El viaje empezó a lo grande: vuelo a las 6:00 de la mañana. Para entonces, nuestras caras eran todo un poema—mezcla de sueño profundo y emoción contenida. Nadie había dormido casi nada, y eso se notaba. Algunos estaban radiantes de ilusión porque era su primer vuelo en avión, y otros… bueno, más bien agarrados al asiento con cara de “esto se cae”. Totalmente comprensible.
El vuelo duró exactamente 3 horas, y a las 9:00 am aterrizamos en Roma, con ese sol romano que parecía darnos la bienvenida. Recogimos las maletas mientras buscábamos con la mirada a nuestro chófer privado. Por cierto, nuestro profe Juan Luis se lo había currado de verdad con este viaje —aunque había momentos en los que lo veíamos al borde del colapso. Y lo entendemos: llevar el timón de un grupo tan magnífico como el nuestro… no es tarea fácil.

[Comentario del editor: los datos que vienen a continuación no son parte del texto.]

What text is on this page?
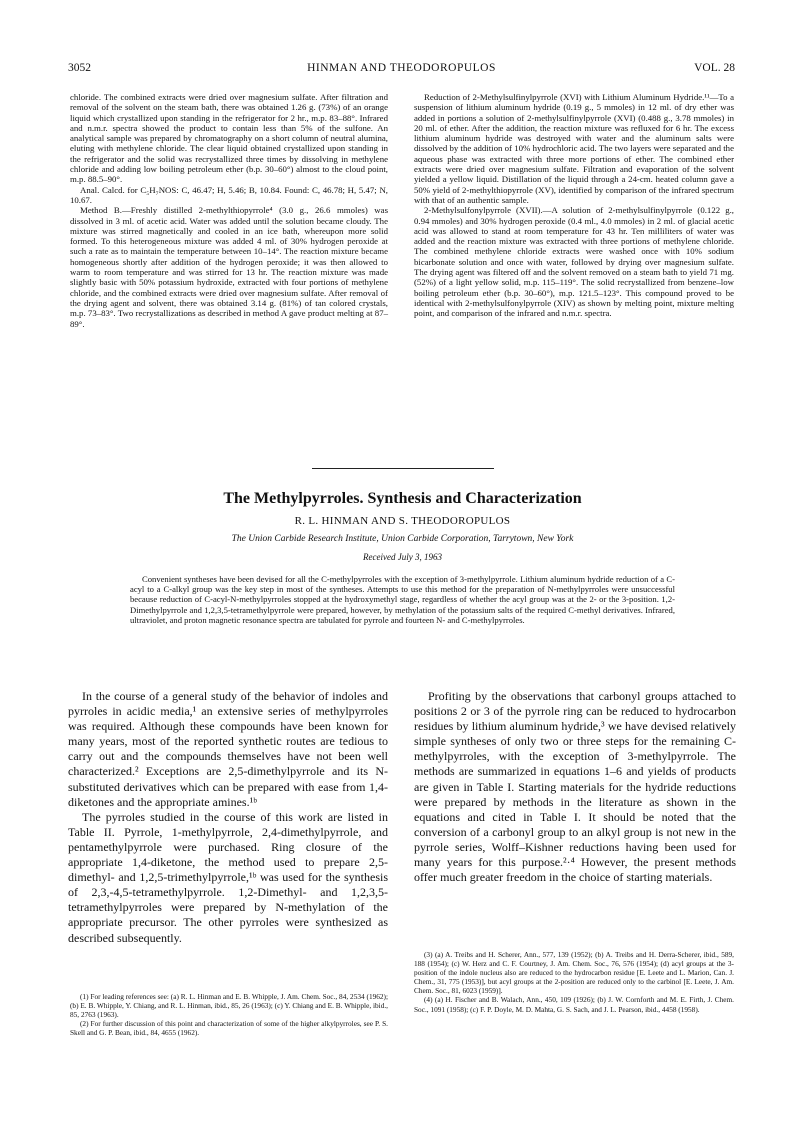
3052	HINMAN AND THEODOROPULOS	VOL. 28

chloride. The combined extracts were dried over magnesium sulfate. After filtration and removal of the solvent on the steam bath, there was obtained 1.26 g. (73%) of an orange liquid which crystallized upon standing in the refrigerator for 2 hr., m.p. 83–88°. Infrared and n.m.r. spectra showed the product to contain less than 5% of the sulfone. An analytical sample was prepared by chromatography on a short column of neutral alumina, eluting with methylene chloride. The clear liquid obtained crystallized upon standing in the refrigerator and the solid was recrystallized three times by dissolving in methylene chloride and adding low boiling petroleum ether (b.p. 30–60°) almost to the cloud point, m.p. 88.5–90°.

Anal. Calcd. for C₅H₇NOS: C, 46.47; H, 5.46; B, 10.84. Found: C, 46.78; H, 5.47; N, 10.67.

Method B.—Freshly distilled 2-methylthiopyrrole⁴ (3.0 g., 26.6 mmoles) was dissolved in 3 ml. of acetic acid. Water was added until the solution became cloudy. The mixture was stirred magnetically and cooled in an ice bath, whereupon more solid formed. To this heterogeneous mixture was added 4 ml. of 30% hydrogen peroxide at such a rate as to maintain the temperature between 10–14°. The reaction mixture became homogeneous shortly after addition of the hydrogen peroxide; it was then allowed to warm to room temperature and was stirred for 13 hr. The reaction mixture was made slightly basic with 50% potassium hydroxide, extracted with four portions of methylene chloride, and the combined extracts were dried over magnesium sulfate. After removal of the drying agent and solvent, there was obtained 3.14 g. (81%) of tan colored crystals, m.p. 73–83°. Two recrystallizations as described in method A gave product melting at 87–89°.

Reduction of 2-Methylsulfinylpyrrole (XVI) with Lithium Aluminum Hydride.¹¹—To a suspension of lithium aluminum hydride (0.19 g., 5 mmoles) in 12 ml. of dry ether was added in portions a solution of 2-methylsulfinylpyrrole (XVI) (0.488 g., 3.78 mmoles) in 20 ml. of ether. After the addition, the reaction mixture was refluxed for 6 hr. The excess lithium aluminum hydride was destroyed with water and the aluminum salts were dissolved by the addition of 10% hydrochloric acid. The two layers were separated and the aqueous phase was extracted with three more portions of ether. The combined ether extracts were dried over magnesium sulfate. Filtration and evaporation of the solvent yielded a yellow liquid. Distillation of the liquid through a 24-cm. heated column gave a 50% yield of 2-methylthiopyrrole (XV), identified by comparison of the infrared spectrum with that of an authentic sample.

2-Methylsulfonylpyrrole (XVII).—A solution of 2-methylsulfinylpyrrole (0.122 g., 0.94 mmoles) and 30% hydrogen peroxide (0.4 ml., 4.0 mmoles) in 2 ml. of glacial acetic acid was allowed to stand at room temperature for 43 hr. Ten milliliters of water was added and the reaction mixture was extracted with three portions of methylene chloride. The combined methylene chloride extracts were washed once with 10% sodium bicarbonate solution and once with water, followed by drying over magnesium sulfate. The drying agent was filtered off and the solvent removed on a steam bath to yield 71 mg. (52%) of a light yellow solid, m.p. 115–119°. The solid recrystallized from benzene–low boiling petroleum ether (b.p. 30–60°), m.p. 121.5–123°. This compound proved to be identical with 2-methylsulfonylpyrrole (XIV) as shown by melting point, mixture melting point, and comparison of the infrared and n.m.r. spectra.

The Methylpyrroles. Synthesis and Characterization
R. L. HINMAN AND S. THEODOROPULOS
The Union Carbide Research Institute, Union Carbide Corporation, Tarrytown, New York
Received July 3, 1963

Convenient syntheses have been devised for all the C-methylpyrroles with the exception of 3-methylpyrrole. Lithium aluminum hydride reduction of a C-acyl to a C-alkyl group was the key step in most of the syntheses. Attempts to use this method for the preparation of N-methylpyrroles were unsuccessful because reduction of C-acyl-N-methylpyrroles stopped at the hydroxymethyl stage, regardless of whether the acyl group was at the 2- or the 3-position. 1,2-Dimethylpyrrole and 1,2,3,5-tetramethylpyrrole were prepared, however, by methylation of the potassium salts of the required C-methyl derivatives. Infrared, ultraviolet, and proton magnetic resonance spectra are tabulated for pyrrole and fourteen N- and C-methylpyrroles.

In the course of a general study of the behavior of indoles and pyrroles in acidic media,¹ an extensive series of methylpyrroles was required. Although these compounds have been known for many years, most of the reported synthetic routes are tedious to carry out and the compounds themselves have not been well characterized.² Exceptions are 2,5-dimethylpyrrole and its N-substituted derivatives which can be prepared with ease from 1,4-diketones and the appropriate amines.¹ᵇ

The pyrroles studied in the course of this work are listed in Table II. Pyrrole, 1-methylpyrrole, 2,4-dimethylpyrrole, and pentamethylpyrrole were purchased. Ring closure of the appropriate 1,4-diketone, the method used to prepare 2,5-dimethyl- and 1,2,5-trimethylpyrrole,¹ᵇ was used for the synthesis of 2,3,-4,5-tetramethylpyrrole. 1,2-Dimethyl- and 1,2,3,5-tetramethylpyrroles were prepared by N-methylation of the appropriate precursor. The other pyrroles were synthesized as described subsequently.

Profiting by the observations that carbonyl groups attached to positions 2 or 3 of the pyrrole ring can be reduced to hydrocarbon residues by lithium aluminum hydride,³ we have devised relatively simple syntheses of only two or three steps for the remaining C-methylpyrroles, with the exception of 3-methylpyrrole. The methods are summarized in equations 1–6 and yields of products are given in Table I. Starting materials for the hydride reductions were prepared by methods in the literature as shown in the equations and cited in Table I. It should be noted that the conversion of a carbonyl group to an alkyl group is not new in the pyrrole series, Wolff–Kishner reductions having been used for many years for this purpose.²·⁴ However, the present methods offer much greater freedom in the choice of starting materials.

(1) For leading references see: (a) R. L. Hinman and E. B. Whipple, J. Am. Chem. Soc., 84, 2534 (1962); (b) E. B. Whipple, Y. Chiang, and R. L. Hinman, ibid., 85, 26 (1963); (c) Y. Chiang and E. B. Whipple, ibid., 85, 2763 (1963).

(2) For further discussion of this point and characterization of some of the higher alkylpyrroles, see P. S. Skell and G. P. Bean, ibid., 84, 4655 (1962).

(3) (a) A. Treibs and H. Scherer, Ann., 577, 139 (1952); (b) A. Treibs and H. Derra-Scherer, ibid., 589, 188 (1954); (c) W. Herz and C. F. Courtney, J. Am. Chem. Soc., 76, 576 (1954); (d) acyl groups at the 3-position of the indole nucleus also are reduced to the hydrocarbon residue [E. Leete and L. Marion, Can. J. Chem., 31, 775 (1953)], but acyl groups at the 2-position are reduced only to the carbinol [E. Leete, J. Am. Chem. Soc., 81, 6023 (1959)].

(4) (a) H. Fischer and B. Walach, Ann., 450, 109 (1926); (b) J. W. Cornforth and M. E. Firth, J. Chem. Soc., 1091 (1958); (c) F. P. Doyle, M. D. Mahta, G. S. Sach, and J. L. Pearson, ibid., 4458 (1958).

Nos recogieron y fuimos directamente al hotel a dejar las maletas. Pero nada de descansar, ¡Roma nos esperaba! Así que sin perder tiempo, nos lanzamos a descubrir la ciudad.
Nuestra primera parada fue el Coliseo. Impresionante. Estar allí, frente a una de las maravillas del mundo, era como entrar en una película. Comimos en un restaurante de esquina cerca del Coliseo —ni nos acordamos del nombre por el cansancio— y seguimos la ruta. Visitamos varios monumentos más (algunos tapados por obras… gracias, andamios), pero sinceramente, ya estábamos tan agotados que los nombres se nos escapaban como el wifi en el hotel.
Después de un día larguísimo, volvimos al hotel rendidos, como si hubiéramos corrido una maratón con mochila. Cenamos algo rápido y nos fuimos a dormir sin rechistar, porque al día siguiente nos esperaba una nueva aventura: tren rumbo a Nápoles.